“具體情況到底是什么樣的?”
紫女的胸前不停的起伏著,她深吸一口氣,朝著這名信使問道。
“九公子到了咸陽之后,一直想要求見秦王。”
“但是,據我所知,一連數日,九公子并未見到秦王。”
“九公子到處拜訪求人,就在他拜訪了李斯之后的第二天。”
“他便被秦王嬴政下了大獄。”
“沒過兩天,九公子死在獄中的消息,便傳了出來。”
信使朝著紫女詳細的匯報著韓非在咸陽的情況。
紫女仔細聽著,聽完之后,方才又問道:“你可曾親眼看到了韓非的尸體?”
信使搖頭道:“沒有,九公子所在的大獄,乃是咸陽守衛最森嚴的大獄。”
“我們的人,沒辦法滲透進去。”
“不過,根據從獄中看守嘴中得來的消息,九公子的確是死了。”
“被人毒死的。
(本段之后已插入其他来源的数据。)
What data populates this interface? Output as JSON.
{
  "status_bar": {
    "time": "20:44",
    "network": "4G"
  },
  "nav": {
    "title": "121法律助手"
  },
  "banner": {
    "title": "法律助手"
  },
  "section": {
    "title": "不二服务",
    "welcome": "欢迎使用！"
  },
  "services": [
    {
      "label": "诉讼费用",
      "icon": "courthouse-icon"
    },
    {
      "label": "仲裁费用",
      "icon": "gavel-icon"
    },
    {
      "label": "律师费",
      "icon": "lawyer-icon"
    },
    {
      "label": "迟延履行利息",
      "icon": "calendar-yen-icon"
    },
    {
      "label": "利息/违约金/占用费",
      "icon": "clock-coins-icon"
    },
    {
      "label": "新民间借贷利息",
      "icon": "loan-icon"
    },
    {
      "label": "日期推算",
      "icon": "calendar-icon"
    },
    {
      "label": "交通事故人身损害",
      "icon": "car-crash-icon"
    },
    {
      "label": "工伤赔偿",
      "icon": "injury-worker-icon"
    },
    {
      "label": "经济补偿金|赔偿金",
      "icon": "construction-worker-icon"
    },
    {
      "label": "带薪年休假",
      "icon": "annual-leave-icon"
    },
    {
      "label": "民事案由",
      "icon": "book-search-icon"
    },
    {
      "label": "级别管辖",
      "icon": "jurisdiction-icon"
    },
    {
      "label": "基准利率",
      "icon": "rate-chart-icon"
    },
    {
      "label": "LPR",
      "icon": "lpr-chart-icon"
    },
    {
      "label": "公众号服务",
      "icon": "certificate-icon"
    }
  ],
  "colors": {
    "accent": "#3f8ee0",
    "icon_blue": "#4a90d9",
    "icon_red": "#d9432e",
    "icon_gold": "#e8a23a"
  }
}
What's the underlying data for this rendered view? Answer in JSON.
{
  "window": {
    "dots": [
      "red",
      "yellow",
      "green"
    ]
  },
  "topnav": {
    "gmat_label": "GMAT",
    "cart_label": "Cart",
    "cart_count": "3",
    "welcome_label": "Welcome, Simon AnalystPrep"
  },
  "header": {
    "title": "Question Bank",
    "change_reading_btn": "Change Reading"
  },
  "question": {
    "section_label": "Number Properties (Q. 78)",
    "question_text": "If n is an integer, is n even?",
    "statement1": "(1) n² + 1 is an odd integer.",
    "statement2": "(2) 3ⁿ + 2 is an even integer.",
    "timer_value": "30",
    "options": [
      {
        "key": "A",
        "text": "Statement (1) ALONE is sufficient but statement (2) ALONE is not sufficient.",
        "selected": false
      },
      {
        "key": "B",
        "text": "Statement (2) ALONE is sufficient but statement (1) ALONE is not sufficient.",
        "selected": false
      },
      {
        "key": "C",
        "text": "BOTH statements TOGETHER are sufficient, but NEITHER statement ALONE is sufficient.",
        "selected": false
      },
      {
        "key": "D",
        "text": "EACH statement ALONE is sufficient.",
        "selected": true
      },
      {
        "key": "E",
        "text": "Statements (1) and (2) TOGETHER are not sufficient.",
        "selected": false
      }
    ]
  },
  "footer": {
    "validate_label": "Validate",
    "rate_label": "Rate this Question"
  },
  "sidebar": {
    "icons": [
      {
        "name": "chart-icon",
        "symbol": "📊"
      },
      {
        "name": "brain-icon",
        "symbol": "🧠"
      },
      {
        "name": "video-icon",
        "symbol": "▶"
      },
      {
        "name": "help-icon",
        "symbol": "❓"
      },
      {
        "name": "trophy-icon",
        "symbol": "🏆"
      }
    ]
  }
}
”
紫女聞言,身形搖晃,有些暈頭轉向。
一旁的弄玉趕緊將紫女給攙扶住。
這些年來,紫女和韓非一直都是最親密的戰友。
他們二人之間有著微妙的情愫,那層窗戶紙雖然沒有被捅破。
但是,二人之間的感情自然不必多說。
眼下,韓非突然死在了咸陽。
紫女實在是有些難以接受。
腦海之中,不自覺的就浮現出了韓非的音容笑貌。
“不行,我要咸陽!”
“活要見人,死要見尸!”
“他不可能死!”
“他不可能就這么輕易的死了!”
紫女的臉上滿是悲傷。
遇事一向從容的她,也有些慌張起來。
這時,紫女身旁的弄玉說道:“姐姐,此事是不是再斟酌一下。”
“咸陽乃是龍潭虎穴。”
“九公子若是真的……”
“那僅僅憑借姐姐一個人前去,也是無濟于事啊。”
“要不,姐姐還是等張良公子和衛莊大哥回來,再從長計議。”
紫女聞言,臉上泛起堅定之色,搖頭道:“等不了了。”
“張良前去列國,游說諸侯,合縱抗秦一時半會兒還回不來。”
“衛莊也有要事要辦,都已經消失了三個月了,誰知道他什么時候回來。”
“我要去咸陽。”
“明日一早,便啟程。”
“我走之后,紫蘭軒的事情,就先由你掌管。”
弄玉一聽,也知道紫女一旦決定的事情,除了韓非能讓她有所改變之外,其他人還真的做不到。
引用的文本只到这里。